Understanding financial ratios
Financial ratios are useful tools for business owners to monitor, analyse and improve their business performance.
A financial ratio contains one or more financial figures and is expressed as a ratio, rate or percentage. Financial ratios are used to measure profitability, cash flow and liquidity, risk and return, and stock turnover and sales.
Here are some common financial ratios used in business to:
– Measure profitability
Gross profit margin is a percentage of gross profit on sales.
To work out: (Gross profit x 100) divided by sales.
Net profit margin is a percentage of net profit on sales.
Method: (Net profit before tax x 100) divided by sales.
– Monitor cash and liquidity
Working capital ratio measures the liquidity of a business (i.e. how much money is available to meet creditors’ demands).
To determine this ratio: Working capital = current assets divided by current liabilities.

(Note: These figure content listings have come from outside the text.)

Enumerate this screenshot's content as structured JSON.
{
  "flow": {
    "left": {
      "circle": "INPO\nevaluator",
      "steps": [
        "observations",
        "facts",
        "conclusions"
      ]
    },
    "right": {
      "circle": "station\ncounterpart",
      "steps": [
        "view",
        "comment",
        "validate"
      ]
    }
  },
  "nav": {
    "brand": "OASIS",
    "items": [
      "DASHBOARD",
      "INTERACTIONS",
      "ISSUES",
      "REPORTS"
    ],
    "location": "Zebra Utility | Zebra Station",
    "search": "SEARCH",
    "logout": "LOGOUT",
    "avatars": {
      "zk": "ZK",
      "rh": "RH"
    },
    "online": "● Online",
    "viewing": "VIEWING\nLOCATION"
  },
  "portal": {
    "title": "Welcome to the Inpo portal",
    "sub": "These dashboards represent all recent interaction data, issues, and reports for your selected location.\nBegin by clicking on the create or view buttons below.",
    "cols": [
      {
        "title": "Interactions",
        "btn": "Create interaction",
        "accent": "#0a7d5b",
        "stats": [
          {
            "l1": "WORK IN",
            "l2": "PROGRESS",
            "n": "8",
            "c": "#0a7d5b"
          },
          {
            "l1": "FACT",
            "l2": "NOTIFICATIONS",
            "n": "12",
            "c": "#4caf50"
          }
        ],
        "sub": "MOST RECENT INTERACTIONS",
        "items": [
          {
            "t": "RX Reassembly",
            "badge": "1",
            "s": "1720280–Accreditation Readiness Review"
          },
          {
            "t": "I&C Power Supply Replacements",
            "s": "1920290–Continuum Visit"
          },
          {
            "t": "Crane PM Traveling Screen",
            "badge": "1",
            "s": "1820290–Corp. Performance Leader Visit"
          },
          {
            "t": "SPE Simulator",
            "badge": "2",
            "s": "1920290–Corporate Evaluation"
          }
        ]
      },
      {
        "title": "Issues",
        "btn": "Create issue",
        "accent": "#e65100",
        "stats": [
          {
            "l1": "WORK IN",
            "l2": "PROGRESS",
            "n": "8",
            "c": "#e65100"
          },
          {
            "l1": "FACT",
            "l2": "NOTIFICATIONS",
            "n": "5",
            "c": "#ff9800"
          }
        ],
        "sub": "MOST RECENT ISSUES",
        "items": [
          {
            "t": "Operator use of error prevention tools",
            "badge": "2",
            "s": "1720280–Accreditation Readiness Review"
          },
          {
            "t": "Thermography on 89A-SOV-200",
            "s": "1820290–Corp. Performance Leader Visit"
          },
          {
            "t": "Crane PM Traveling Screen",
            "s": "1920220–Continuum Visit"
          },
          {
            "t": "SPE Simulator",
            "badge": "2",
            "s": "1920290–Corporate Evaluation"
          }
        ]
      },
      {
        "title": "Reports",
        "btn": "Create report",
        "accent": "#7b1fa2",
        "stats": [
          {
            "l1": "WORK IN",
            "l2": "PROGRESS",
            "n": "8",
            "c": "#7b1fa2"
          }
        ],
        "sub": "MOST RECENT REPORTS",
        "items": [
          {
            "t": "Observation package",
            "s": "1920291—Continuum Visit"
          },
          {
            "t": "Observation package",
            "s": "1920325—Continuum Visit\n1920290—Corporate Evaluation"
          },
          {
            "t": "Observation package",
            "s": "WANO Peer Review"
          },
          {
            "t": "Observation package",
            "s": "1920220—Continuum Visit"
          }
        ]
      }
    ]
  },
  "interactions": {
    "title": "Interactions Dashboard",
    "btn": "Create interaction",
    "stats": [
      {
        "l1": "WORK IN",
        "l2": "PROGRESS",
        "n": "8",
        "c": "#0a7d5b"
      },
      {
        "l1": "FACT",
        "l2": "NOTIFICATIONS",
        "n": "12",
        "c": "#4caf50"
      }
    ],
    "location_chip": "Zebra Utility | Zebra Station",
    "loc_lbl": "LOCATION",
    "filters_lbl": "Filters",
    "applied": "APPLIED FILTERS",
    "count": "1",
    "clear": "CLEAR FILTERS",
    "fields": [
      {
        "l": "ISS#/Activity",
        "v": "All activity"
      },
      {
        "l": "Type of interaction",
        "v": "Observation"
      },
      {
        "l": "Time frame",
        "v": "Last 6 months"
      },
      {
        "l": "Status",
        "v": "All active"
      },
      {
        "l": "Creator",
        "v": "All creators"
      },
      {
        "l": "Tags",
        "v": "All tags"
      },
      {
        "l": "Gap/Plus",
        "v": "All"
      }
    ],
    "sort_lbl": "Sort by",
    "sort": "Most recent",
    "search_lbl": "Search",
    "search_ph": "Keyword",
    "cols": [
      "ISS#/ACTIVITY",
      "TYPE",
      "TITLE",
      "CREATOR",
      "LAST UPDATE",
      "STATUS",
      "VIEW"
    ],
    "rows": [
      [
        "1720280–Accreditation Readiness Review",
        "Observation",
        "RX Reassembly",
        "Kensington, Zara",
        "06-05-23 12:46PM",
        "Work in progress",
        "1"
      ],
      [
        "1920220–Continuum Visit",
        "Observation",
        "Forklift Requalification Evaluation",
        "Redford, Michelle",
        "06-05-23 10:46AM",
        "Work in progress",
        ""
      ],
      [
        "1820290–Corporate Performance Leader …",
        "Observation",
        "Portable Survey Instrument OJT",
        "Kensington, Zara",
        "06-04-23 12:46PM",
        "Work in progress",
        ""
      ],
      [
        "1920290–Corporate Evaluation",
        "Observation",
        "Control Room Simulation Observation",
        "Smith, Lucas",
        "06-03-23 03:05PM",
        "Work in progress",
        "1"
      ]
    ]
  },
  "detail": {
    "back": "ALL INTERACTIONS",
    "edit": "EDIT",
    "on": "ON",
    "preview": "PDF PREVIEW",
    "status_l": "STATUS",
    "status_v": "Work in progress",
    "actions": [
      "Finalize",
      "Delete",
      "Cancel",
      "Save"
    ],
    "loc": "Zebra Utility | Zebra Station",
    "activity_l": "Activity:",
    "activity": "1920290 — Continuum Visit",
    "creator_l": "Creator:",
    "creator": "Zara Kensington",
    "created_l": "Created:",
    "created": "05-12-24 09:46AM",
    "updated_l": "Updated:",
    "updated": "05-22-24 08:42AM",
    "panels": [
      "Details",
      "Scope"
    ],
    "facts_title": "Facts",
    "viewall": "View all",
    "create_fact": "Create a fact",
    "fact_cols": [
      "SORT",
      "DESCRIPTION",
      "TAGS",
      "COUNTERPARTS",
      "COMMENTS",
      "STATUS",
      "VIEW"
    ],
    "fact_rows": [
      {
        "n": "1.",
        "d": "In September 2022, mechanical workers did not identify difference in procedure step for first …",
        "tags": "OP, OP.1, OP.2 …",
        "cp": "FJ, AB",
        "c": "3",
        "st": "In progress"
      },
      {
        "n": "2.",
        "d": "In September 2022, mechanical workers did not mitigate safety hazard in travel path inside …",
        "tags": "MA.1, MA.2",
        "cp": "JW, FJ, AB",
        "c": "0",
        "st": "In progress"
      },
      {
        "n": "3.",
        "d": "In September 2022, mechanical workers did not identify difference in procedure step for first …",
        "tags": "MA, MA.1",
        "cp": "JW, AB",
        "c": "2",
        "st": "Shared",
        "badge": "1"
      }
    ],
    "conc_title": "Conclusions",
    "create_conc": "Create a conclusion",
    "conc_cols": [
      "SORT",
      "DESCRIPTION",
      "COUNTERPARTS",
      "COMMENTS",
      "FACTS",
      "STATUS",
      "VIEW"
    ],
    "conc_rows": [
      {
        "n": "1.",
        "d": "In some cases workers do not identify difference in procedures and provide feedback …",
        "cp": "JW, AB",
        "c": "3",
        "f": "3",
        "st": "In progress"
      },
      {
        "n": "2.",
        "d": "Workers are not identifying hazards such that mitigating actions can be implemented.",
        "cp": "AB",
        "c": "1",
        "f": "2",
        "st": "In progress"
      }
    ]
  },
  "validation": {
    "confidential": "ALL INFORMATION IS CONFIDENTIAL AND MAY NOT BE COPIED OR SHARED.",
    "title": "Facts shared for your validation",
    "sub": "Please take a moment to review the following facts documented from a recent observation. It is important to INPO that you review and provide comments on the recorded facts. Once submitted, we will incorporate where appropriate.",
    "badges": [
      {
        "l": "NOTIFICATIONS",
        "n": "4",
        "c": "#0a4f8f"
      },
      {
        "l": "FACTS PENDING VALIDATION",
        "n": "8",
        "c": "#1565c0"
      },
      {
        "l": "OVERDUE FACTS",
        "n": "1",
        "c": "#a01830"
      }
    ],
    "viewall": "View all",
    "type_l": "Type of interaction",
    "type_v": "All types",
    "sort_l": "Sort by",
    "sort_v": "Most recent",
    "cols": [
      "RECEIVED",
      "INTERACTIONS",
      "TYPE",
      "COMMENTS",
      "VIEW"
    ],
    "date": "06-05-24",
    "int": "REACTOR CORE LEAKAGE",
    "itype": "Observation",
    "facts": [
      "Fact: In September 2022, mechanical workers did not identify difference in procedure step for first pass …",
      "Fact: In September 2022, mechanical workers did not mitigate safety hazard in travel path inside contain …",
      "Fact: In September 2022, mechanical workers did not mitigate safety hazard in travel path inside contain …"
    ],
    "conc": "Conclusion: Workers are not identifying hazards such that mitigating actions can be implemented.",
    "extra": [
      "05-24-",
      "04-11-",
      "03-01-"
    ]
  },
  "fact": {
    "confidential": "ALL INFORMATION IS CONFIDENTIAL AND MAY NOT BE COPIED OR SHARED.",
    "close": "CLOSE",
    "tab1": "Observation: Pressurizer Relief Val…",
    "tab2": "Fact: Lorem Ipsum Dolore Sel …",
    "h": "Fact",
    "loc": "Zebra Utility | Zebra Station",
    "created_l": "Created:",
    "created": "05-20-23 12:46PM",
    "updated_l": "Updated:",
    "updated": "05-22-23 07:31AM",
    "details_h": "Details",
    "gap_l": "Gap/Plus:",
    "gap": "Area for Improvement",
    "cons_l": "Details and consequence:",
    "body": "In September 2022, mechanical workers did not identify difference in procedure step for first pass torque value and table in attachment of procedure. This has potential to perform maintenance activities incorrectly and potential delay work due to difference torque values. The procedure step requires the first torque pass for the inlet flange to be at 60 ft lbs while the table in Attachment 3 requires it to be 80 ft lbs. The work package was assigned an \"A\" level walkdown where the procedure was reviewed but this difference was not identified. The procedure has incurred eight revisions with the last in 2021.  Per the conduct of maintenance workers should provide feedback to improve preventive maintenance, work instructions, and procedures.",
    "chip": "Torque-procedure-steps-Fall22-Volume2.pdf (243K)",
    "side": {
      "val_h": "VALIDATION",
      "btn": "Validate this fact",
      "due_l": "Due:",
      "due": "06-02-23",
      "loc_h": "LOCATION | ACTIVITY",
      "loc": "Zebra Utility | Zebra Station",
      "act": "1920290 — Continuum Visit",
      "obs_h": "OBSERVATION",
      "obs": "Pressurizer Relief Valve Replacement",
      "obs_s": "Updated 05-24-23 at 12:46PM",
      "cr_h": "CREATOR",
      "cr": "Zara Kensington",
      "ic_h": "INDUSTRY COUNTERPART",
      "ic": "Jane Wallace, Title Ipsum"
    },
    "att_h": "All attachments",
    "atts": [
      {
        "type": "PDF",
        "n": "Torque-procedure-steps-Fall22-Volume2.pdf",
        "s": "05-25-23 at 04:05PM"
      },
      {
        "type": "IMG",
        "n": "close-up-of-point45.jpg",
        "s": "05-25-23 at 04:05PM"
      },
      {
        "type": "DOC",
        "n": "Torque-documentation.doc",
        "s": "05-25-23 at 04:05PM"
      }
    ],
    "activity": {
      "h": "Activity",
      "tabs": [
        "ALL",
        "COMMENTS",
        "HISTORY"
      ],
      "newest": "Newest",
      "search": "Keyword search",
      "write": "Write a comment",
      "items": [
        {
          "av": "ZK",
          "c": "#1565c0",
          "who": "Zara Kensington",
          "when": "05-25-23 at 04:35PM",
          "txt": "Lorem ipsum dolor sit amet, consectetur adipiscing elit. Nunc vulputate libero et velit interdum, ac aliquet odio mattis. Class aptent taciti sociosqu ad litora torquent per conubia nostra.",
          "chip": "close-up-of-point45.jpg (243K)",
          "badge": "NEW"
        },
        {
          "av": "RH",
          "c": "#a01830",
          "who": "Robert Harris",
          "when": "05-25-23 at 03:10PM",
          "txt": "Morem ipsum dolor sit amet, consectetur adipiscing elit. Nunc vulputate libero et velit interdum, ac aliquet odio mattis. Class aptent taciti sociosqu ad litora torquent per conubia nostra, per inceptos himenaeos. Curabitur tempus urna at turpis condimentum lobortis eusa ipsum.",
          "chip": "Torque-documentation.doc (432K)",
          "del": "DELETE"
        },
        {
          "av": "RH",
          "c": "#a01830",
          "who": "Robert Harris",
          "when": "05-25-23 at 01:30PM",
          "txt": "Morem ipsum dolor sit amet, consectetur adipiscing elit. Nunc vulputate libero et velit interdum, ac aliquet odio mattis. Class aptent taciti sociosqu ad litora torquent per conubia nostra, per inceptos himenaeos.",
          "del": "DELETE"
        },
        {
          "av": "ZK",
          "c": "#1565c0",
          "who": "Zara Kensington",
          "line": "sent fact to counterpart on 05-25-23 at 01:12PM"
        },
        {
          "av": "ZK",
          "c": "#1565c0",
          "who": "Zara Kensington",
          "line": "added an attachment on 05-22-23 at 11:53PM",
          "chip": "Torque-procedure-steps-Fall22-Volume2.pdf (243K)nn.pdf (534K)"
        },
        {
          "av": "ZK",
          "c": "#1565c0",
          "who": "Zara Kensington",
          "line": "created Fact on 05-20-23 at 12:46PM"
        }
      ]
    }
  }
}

Quick assets ratio measures the solvency of your business, or its ability to meet its immediate commitments.
Method: Current assets (minus stock) divided by current liabilities.
– Measure turnover and sales
Stock turnover ratio measures the number of times stock turns over.
Method: Cost of goods sold divided by (0.5 x opening + closing stock)
Material to sales ratio measures the percentage of sales dollars spent on materials.
To determine this ratio: (Direct materials x 100) divided by sales.